Separate facts from fantasies in GMO debate
By Hank Keeton
For the Capital Press
I believe it serves the best interests of our agricultural industry to present as many facts as possible, so readers can make informed choices about their farming practices. If we allow the discussion of genetically engineered, or genetically modified organisms, to be dominated by the agri-chem companies, we can be assured our own, our industry’s and our country’s interests will not be best served.
The history of GE-GMO is thoroughly explored in the 2007 work by investigative reporter F. William Engdahl, “Seeds of Destruction.” There was nothing accidental about this development. It was driven by the availability of cheap oil, and the desire to accumulate profits as fast as possible. The desire to control the food supply was also a major factor. Henry Kissinger infamously proclaimed in the ’70s that “Control oil and you control nations. Control food, and you control the people.”
After World War II, chemical companies (like Monsanto, Dow, DuPont and Syngenta) learned the fastest way to make money was to convert cheap oil into chemicals.

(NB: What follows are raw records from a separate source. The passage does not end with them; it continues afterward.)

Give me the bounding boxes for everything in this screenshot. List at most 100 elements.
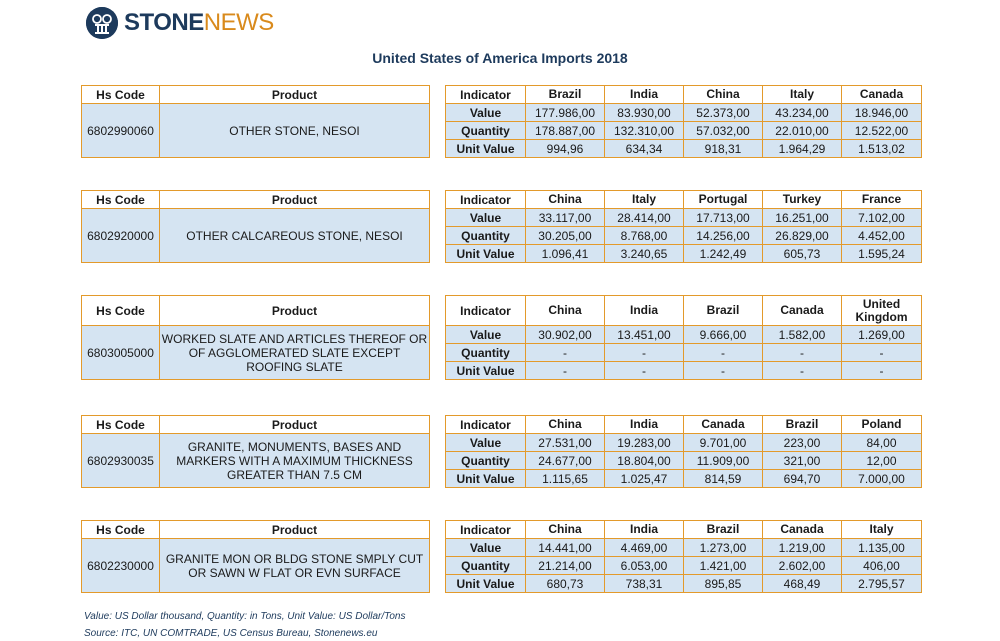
indicator-label: Unit Value <box>445 361 526 380</box>
product-header: Product <box>159 415 430 434</box>
hs-code-header: Hs Code <box>81 85 160 104</box>
value-cell: 8.768,00 <box>604 226 684 245</box>
value-cell: 9.701,00 <box>683 433 763 452</box>
value-cell: 178.887,00 <box>525 121 605 140</box>
value-cell: 17.713,00 <box>683 208 763 227</box>
value-cell: 12.522,00 <box>841 121 922 140</box>
country-header: China <box>525 520 605 539</box>
value-cell: 223,00 <box>762 433 842 452</box>
product-cell: OTHER CALCAREOUS STONE, NESOI <box>159 208 430 263</box>
product-cell: WORKED SLATE AND ARTICLES THEREOF OR OF … <box>159 325 430 380</box>
value-cell: 406,00 <box>841 556 922 575</box>
value-cell: 30.205,00 <box>525 226 605 245</box>
value-cell: 132.310,00 <box>604 121 684 140</box>
indicator-label: Value <box>445 208 526 227</box>
value-cell: - <box>762 343 842 362</box>
column-logo-icon <box>86 7 118 39</box>
value-cell: - <box>762 361 842 380</box>
value-cell: 895,85 <box>683 574 763 593</box>
value-cell: 13.451,00 <box>604 325 684 344</box>
indicator-header: Indicator <box>445 415 526 434</box>
value-cell: 2.795,57 <box>841 574 922 593</box>
product-table: Hs Code Product 6802230000 GRANITE MON OR B… <box>81 520 430 593</box>
value-cell: 321,00 <box>762 451 842 470</box>
country-header: China <box>525 415 605 434</box>
indicator-header: Indicator <box>445 85 526 104</box>
brand-name: STONENEWS <box>124 9 274 36</box>
country-header: China <box>525 190 605 209</box>
value-cell: 680,73 <box>525 574 605 593</box>
value-cell: 814,59 <box>683 469 763 488</box>
country-header: Canada <box>841 85 922 104</box>
value-cell: 177.986,00 <box>525 103 605 122</box>
value-cell: - <box>525 361 605 380</box>
country-header: India <box>604 295 684 326</box>
hs-code-cell: 6803005000 <box>81 325 160 380</box>
product-table: Hs Code Product 6803005000 WORKED SLATE AND… <box>81 295 430 380</box>
value-cell: - <box>683 361 763 380</box>
value-cell: - <box>525 343 605 362</box>
product-header: Product <box>159 295 430 326</box>
value-cell: 1.242,49 <box>683 244 763 263</box>
value-cell: 1.582,00 <box>762 325 842 344</box>
country-header: Brazil <box>525 85 605 104</box>
value-cell: 694,70 <box>762 469 842 488</box>
value-cell: 26.829,00 <box>762 226 842 245</box>
value-cell: 1.269,00 <box>841 325 922 344</box>
indicator-label: Quantity <box>445 121 526 140</box>
value-cell: 28.414,00 <box>604 208 684 227</box>
country-header: Canada <box>683 415 763 434</box>
value-cell: 83.930,00 <box>604 103 684 122</box>
product-header: Product <box>159 190 430 209</box>
country-header: Canada <box>762 295 842 326</box>
indicator-table: Indicator China Italy Portugal Turkey France V… <box>445 190 922 263</box>
units-footnote: Value: US Dollar thousand, Quantity: in … <box>84 611 406 622</box>
indicator-header: Indicator <box>445 520 526 539</box>
indicator-label: Quantity <box>445 343 526 362</box>
value-cell: - <box>604 361 684 380</box>
value-cell: 9.666,00 <box>683 325 763 344</box>
value-cell: - <box>683 343 763 362</box>
product-header: Product <box>159 85 430 104</box>
country-header: India <box>604 415 684 434</box>
country-header: India <box>604 85 684 104</box>
value-cell: 1.421,00 <box>683 556 763 575</box>
indicator-label: Value <box>445 103 526 122</box>
country-header: Italy <box>841 520 922 539</box>
country-header: Italy <box>762 85 842 104</box>
value-cell: 2.602,00 <box>762 556 842 575</box>
value-cell: 7.102,00 <box>841 208 922 227</box>
value-cell: 1.273,00 <box>683 538 763 557</box>
value-cell: 4.469,00 <box>604 538 684 557</box>
hs-code-cell: 6802990060 <box>81 103 160 158</box>
country-header: Portugal <box>683 190 763 209</box>
indicator-label: Unit Value <box>445 469 526 488</box>
value-cell: 4.452,00 <box>841 226 922 245</box>
indicator-table: Indicator China India Brazil Canada United Ki… <box>445 295 922 380</box>
country-header: China <box>683 85 763 104</box>
value-cell: - <box>604 343 684 362</box>
value-cell: 21.214,00 <box>525 556 605 575</box>
value-cell: 6.053,00 <box>604 556 684 575</box>
value-cell: 14.441,00 <box>525 538 605 557</box>
value-cell: 738,31 <box>604 574 684 593</box>
value-cell: 7.000,00 <box>841 469 922 488</box>
value-cell: 1.595,24 <box>841 244 922 263</box>
country-header: China <box>525 295 605 326</box>
value-cell: 19.283,00 <box>604 433 684 452</box>
value-cell: 18.946,00 <box>841 103 922 122</box>
product-table: Hs Code Product 6802920000 OTHER CALCAREOUS… <box>81 190 430 263</box>
hs-code-header: Hs Code <box>81 190 160 209</box>
indicator-label: Quantity <box>445 556 526 575</box>
indicator-label: Value <box>445 433 526 452</box>
value-cell: 634,34 <box>604 139 684 158</box>
stonenews-logo[interactable]: STONENEWS <box>86 6 274 40</box>
value-cell: 11.909,00 <box>683 451 763 470</box>
value-cell: 57.032,00 <box>683 121 763 140</box>
value-cell: 52.373,00 <box>683 103 763 122</box>
value-cell: 12,00 <box>841 451 922 470</box>
value-cell: - <box>841 361 922 380</box>
product-table: Hs Code Product 6802990060 OTHER STONE, NES… <box>81 85 430 158</box>
indicator-header: Indicator <box>445 295 526 326</box>
hs-code-header: Hs Code <box>81 295 160 326</box>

During the 1960s the chemical of choice was the poison Agent Orange (dioxins), which destroyed the land and the people of Southeast Asia, as well as destroying the lives of our soldiers.
During the 1990s, as food became a focus in the globalizing economy, these same chemical companies decided the way to sell more chemicals was to develop patentable seeds, which required use of their proprietary chemicals to poison other plants and insects. Selling chemicals was inextricably tied to the development of patentable seeds.

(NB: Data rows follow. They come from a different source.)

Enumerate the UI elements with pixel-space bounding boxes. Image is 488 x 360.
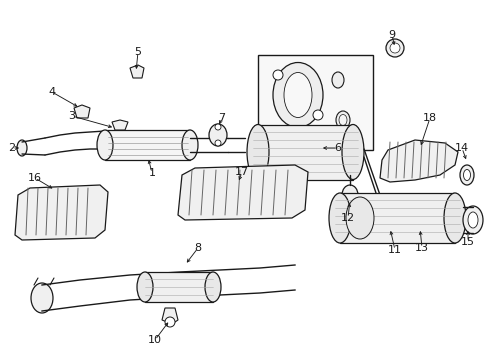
Ellipse shape: [443, 193, 465, 243]
Ellipse shape: [412, 211, 426, 229]
Ellipse shape: [204, 272, 221, 302]
Text: 2: 2: [8, 143, 16, 153]
Ellipse shape: [208, 124, 226, 146]
Circle shape: [164, 317, 175, 327]
Ellipse shape: [341, 125, 363, 180]
Ellipse shape: [338, 114, 346, 126]
Polygon shape: [130, 65, 143, 78]
Ellipse shape: [17, 140, 27, 156]
Polygon shape: [162, 308, 178, 324]
Ellipse shape: [463, 170, 469, 180]
Ellipse shape: [341, 185, 357, 205]
Bar: [339, 193, 454, 243]
Ellipse shape: [182, 130, 198, 160]
Circle shape: [389, 43, 399, 53]
Circle shape: [312, 110, 323, 120]
Ellipse shape: [346, 197, 373, 239]
Text: 5: 5: [134, 47, 141, 57]
Text: 6: 6: [334, 143, 341, 153]
Text: 10: 10: [148, 335, 162, 345]
Bar: [145, 272, 213, 302]
Ellipse shape: [272, 63, 323, 127]
Text: 9: 9: [387, 30, 395, 40]
Text: 14: 14: [454, 143, 468, 153]
Circle shape: [272, 70, 283, 80]
Polygon shape: [178, 165, 307, 220]
Polygon shape: [15, 185, 108, 240]
Text: 11: 11: [387, 245, 401, 255]
Ellipse shape: [335, 111, 349, 129]
Circle shape: [215, 124, 221, 130]
Polygon shape: [379, 140, 457, 182]
Bar: [105, 130, 190, 160]
Polygon shape: [74, 105, 90, 118]
Ellipse shape: [246, 125, 268, 180]
Ellipse shape: [462, 206, 482, 234]
Text: 18: 18: [422, 113, 436, 123]
Text: 12: 12: [340, 213, 354, 223]
Text: 3: 3: [68, 111, 75, 121]
Ellipse shape: [97, 130, 113, 160]
Text: 16: 16: [28, 173, 42, 183]
Ellipse shape: [459, 165, 473, 185]
Circle shape: [385, 39, 403, 57]
Ellipse shape: [137, 272, 153, 302]
Text: 1: 1: [148, 168, 155, 178]
Bar: [258, 55, 372, 150]
Polygon shape: [112, 120, 128, 130]
Text: 8: 8: [194, 243, 201, 253]
Ellipse shape: [331, 72, 343, 88]
Text: 15: 15: [460, 237, 474, 247]
Ellipse shape: [284, 72, 311, 117]
Text: 7: 7: [218, 113, 225, 123]
Text: 4: 4: [48, 87, 56, 97]
Ellipse shape: [467, 212, 477, 228]
Text: 17: 17: [234, 167, 248, 177]
Bar: [258, 125, 352, 180]
Circle shape: [215, 140, 221, 146]
Ellipse shape: [31, 283, 53, 313]
Ellipse shape: [328, 193, 350, 243]
Text: 13: 13: [414, 243, 428, 253]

The seeds and chemicals ensured that farmers and then consumers paid these agri-chem firms twice for the same crop. To mask the deception, the agri-chem companies claimed that the seeds were super-seeds, and would feed the hungry world. Facts show the only feeding these seeds and chemicals do is to increase the profits of the agri-chem companies.

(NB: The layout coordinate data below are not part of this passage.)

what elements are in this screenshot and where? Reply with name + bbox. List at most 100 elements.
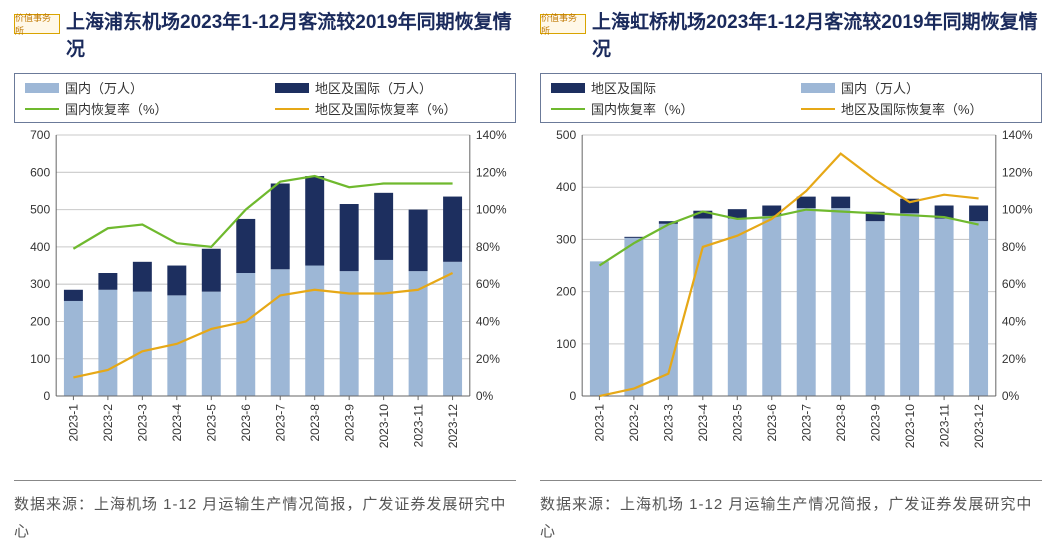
- bar-domestic_10k: [340, 271, 359, 396]
- legend-label: 国内恢复率（%）: [65, 99, 168, 118]
- legend-swatch-line: [551, 108, 585, 110]
- legend-item: 国内（万人）: [801, 78, 1031, 97]
- svg-text:2023-7: 2023-7: [273, 404, 287, 442]
- bar-domestic_10k: [728, 219, 747, 397]
- legend-label: 地区及国际（万人）: [315, 78, 432, 97]
- svg-text:80%: 80%: [1002, 240, 1026, 254]
- svg-text:40%: 40%: [476, 315, 500, 329]
- legend-item: 地区及国际恢复率（%）: [801, 99, 1031, 118]
- data-source: 数据来源：上海机场 1-12 月运输生产情况简报，广发证券发展研究中心: [14, 480, 516, 545]
- bar-domestic_10k: [98, 290, 117, 396]
- svg-text:2023-8: 2023-8: [308, 404, 322, 442]
- svg-text:2023-10: 2023-10: [377, 404, 391, 448]
- bar-intl_10k: [202, 249, 221, 292]
- bar-domestic_10k: [935, 219, 954, 397]
- svg-text:100: 100: [556, 337, 576, 351]
- svg-text:100%: 100%: [1002, 203, 1033, 217]
- legend-label: 国内（万人）: [841, 78, 919, 97]
- bar-domestic_10k: [305, 266, 324, 397]
- legend-swatch-bar: [801, 83, 835, 93]
- bar-domestic_10k: [969, 221, 988, 396]
- svg-text:140%: 140%: [1002, 129, 1033, 142]
- legend-item: 国内恢复率（%）: [25, 99, 255, 118]
- svg-text:200: 200: [556, 285, 576, 299]
- svg-text:100%: 100%: [476, 203, 507, 217]
- svg-text:2023-4: 2023-4: [696, 404, 710, 442]
- bar-domestic_10k: [271, 269, 290, 396]
- bar-intl_10k: [236, 219, 255, 273]
- chart-area: 01002003004005000%20%40%60%80%100%120%14…: [540, 129, 1042, 465]
- bar-domestic_10k: [762, 216, 781, 396]
- chart-area: 01002003004005006007000%20%40%60%80%100%…: [14, 129, 516, 465]
- bar-intl_10k: [133, 262, 152, 292]
- svg-text:2023-6: 2023-6: [765, 404, 779, 442]
- bar-domestic_10k: [590, 262, 609, 397]
- svg-text:300: 300: [556, 233, 576, 247]
- bar-intl_10k: [624, 237, 643, 238]
- svg-text:2023-10: 2023-10: [903, 404, 917, 448]
- line-domestic_recovery_pct: [599, 210, 978, 266]
- bar-domestic_10k: [64, 301, 83, 396]
- bar-intl_10k: [374, 193, 393, 260]
- svg-text:600: 600: [30, 166, 50, 180]
- logo-badge: 价值事务所: [540, 14, 586, 34]
- bar-domestic_10k: [202, 292, 221, 396]
- svg-text:20%: 20%: [1002, 352, 1026, 366]
- chart-panel: 价值事务所上海浦东机场2023年1-12月客流较2019年同期恢复情况国内（万人…: [14, 10, 516, 545]
- svg-text:2023-9: 2023-9: [868, 404, 882, 442]
- svg-text:2023-3: 2023-3: [662, 404, 676, 442]
- svg-text:200: 200: [30, 315, 50, 329]
- svg-text:300: 300: [30, 277, 50, 291]
- svg-text:120%: 120%: [476, 166, 507, 180]
- bar-domestic_10k: [831, 208, 850, 396]
- bar-domestic_10k: [443, 262, 462, 396]
- legend-swatch-line: [25, 108, 59, 110]
- legend-swatch-bar: [551, 83, 585, 93]
- svg-text:2023-3: 2023-3: [136, 404, 150, 442]
- bar-intl_10k: [409, 210, 428, 272]
- svg-text:2023-1: 2023-1: [593, 404, 607, 442]
- bar-intl_10k: [831, 197, 850, 208]
- bar-domestic_10k: [900, 214, 919, 397]
- svg-text:700: 700: [30, 129, 50, 142]
- legend-item: 地区及国际（万人）: [275, 78, 505, 97]
- svg-text:20%: 20%: [476, 352, 500, 366]
- legend-label: 国内恢复率（%）: [591, 99, 694, 118]
- bar-domestic_10k: [374, 260, 393, 396]
- legend-swatch-bar: [25, 83, 59, 93]
- panels-container: 价值事务所上海浦东机场2023年1-12月客流较2019年同期恢复情况国内（万人…: [14, 10, 1042, 545]
- svg-text:0%: 0%: [476, 389, 494, 403]
- svg-text:400: 400: [30, 240, 50, 254]
- bar-domestic_10k: [236, 273, 255, 396]
- legend-item: 地区及国际恢复率（%）: [275, 99, 505, 118]
- panel-title: 上海浦东机场2023年1-12月客流较2019年同期恢复情况: [66, 10, 516, 63]
- svg-text:2023-7: 2023-7: [799, 404, 813, 442]
- legend-label: 地区及国际恢复率（%）: [841, 99, 983, 118]
- svg-text:2023-9: 2023-9: [342, 404, 356, 442]
- svg-text:60%: 60%: [1002, 277, 1026, 291]
- line-domestic_recovery_pct: [73, 176, 452, 249]
- legend-item: 国内（万人）: [25, 78, 255, 97]
- logo-badge: 价值事务所: [14, 14, 60, 34]
- svg-text:2023-2: 2023-2: [101, 404, 115, 442]
- svg-text:2023-12: 2023-12: [972, 404, 986, 448]
- legend-item: 地区及国际: [551, 78, 781, 97]
- legend: 国内（万人） 地区及国际（万人） 国内恢复率（%） 地区及国际恢复率（%）: [14, 73, 516, 123]
- svg-text:60%: 60%: [476, 277, 500, 291]
- bar-intl_10k: [271, 184, 290, 270]
- legend-label: 地区及国际恢复率（%）: [315, 99, 457, 118]
- bar-domestic_10k: [624, 238, 643, 396]
- bar-intl_10k: [64, 290, 83, 301]
- svg-text:120%: 120%: [1002, 166, 1033, 180]
- svg-text:80%: 80%: [476, 240, 500, 254]
- line-intl_recovery_pct: [599, 154, 978, 396]
- bar-intl_10k: [167, 266, 186, 296]
- svg-text:140%: 140%: [476, 129, 507, 142]
- svg-text:2023-2: 2023-2: [627, 404, 641, 442]
- svg-text:500: 500: [30, 203, 50, 217]
- svg-text:2023-11: 2023-11: [937, 404, 951, 448]
- svg-text:500: 500: [556, 129, 576, 142]
- data-source: 数据来源：上海机场 1-12 月运输生产情况简报，广发证券发展研究中心: [540, 480, 1042, 545]
- legend-swatch-bar: [275, 83, 309, 93]
- legend: 地区及国际 国内（万人） 国内恢复率（%） 地区及国际恢复率（%）: [540, 73, 1042, 123]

On 29 May 1992, at the behest of Monsanto through President George H. W. Bush, the Food and Drug Administration issued a policy statement with no scientific review or background. It was a purely political maneuver to assert “equivalence” between GE-GMO and natural seeds. This political policy set the stage for the next 20 years of worldwide proliferation of, and resistance to, the GE-GMO movement. The logical contradictions of this political policy have been the focus of major controversies. On the one hand, the agri-chem companies assert “equivalence” to natural seeds, yet on the other hand they assert patent rights for the “unique differences” from natural seeds.
GE-GMO techniques are distinctly different from natural plant breeding. GE-GMO forces changes to the genetic structure of plants, while natural plant breeding allows the plants to determine which genetic crosses survive. The GE-GMO process is artificially forced upon nature through complex laboratory procedures, while natural plant breeding works with nature to establish the viability of new plants. Differences between the processes are the source of controversy. Long-term tests produced by independent labs around the world clearly show that GE-GMO changes also bio-accumulate, and result in radical disruptions of plant, animal and eco-biological processes downstream from the initial introduction. Agri-chem companies have tried to discredit these tests, but the public is gradually becoming aware that the impacts are real and growing. It is imperative for all of us in agriculture to separate facts from fantasies, for the betterment of our industry and the world.
Hank Keeton farms 10 acres east of Silverton, Ore., manages three small businesses and is a partner in an ISO-certified testing laboratory for agricultural products.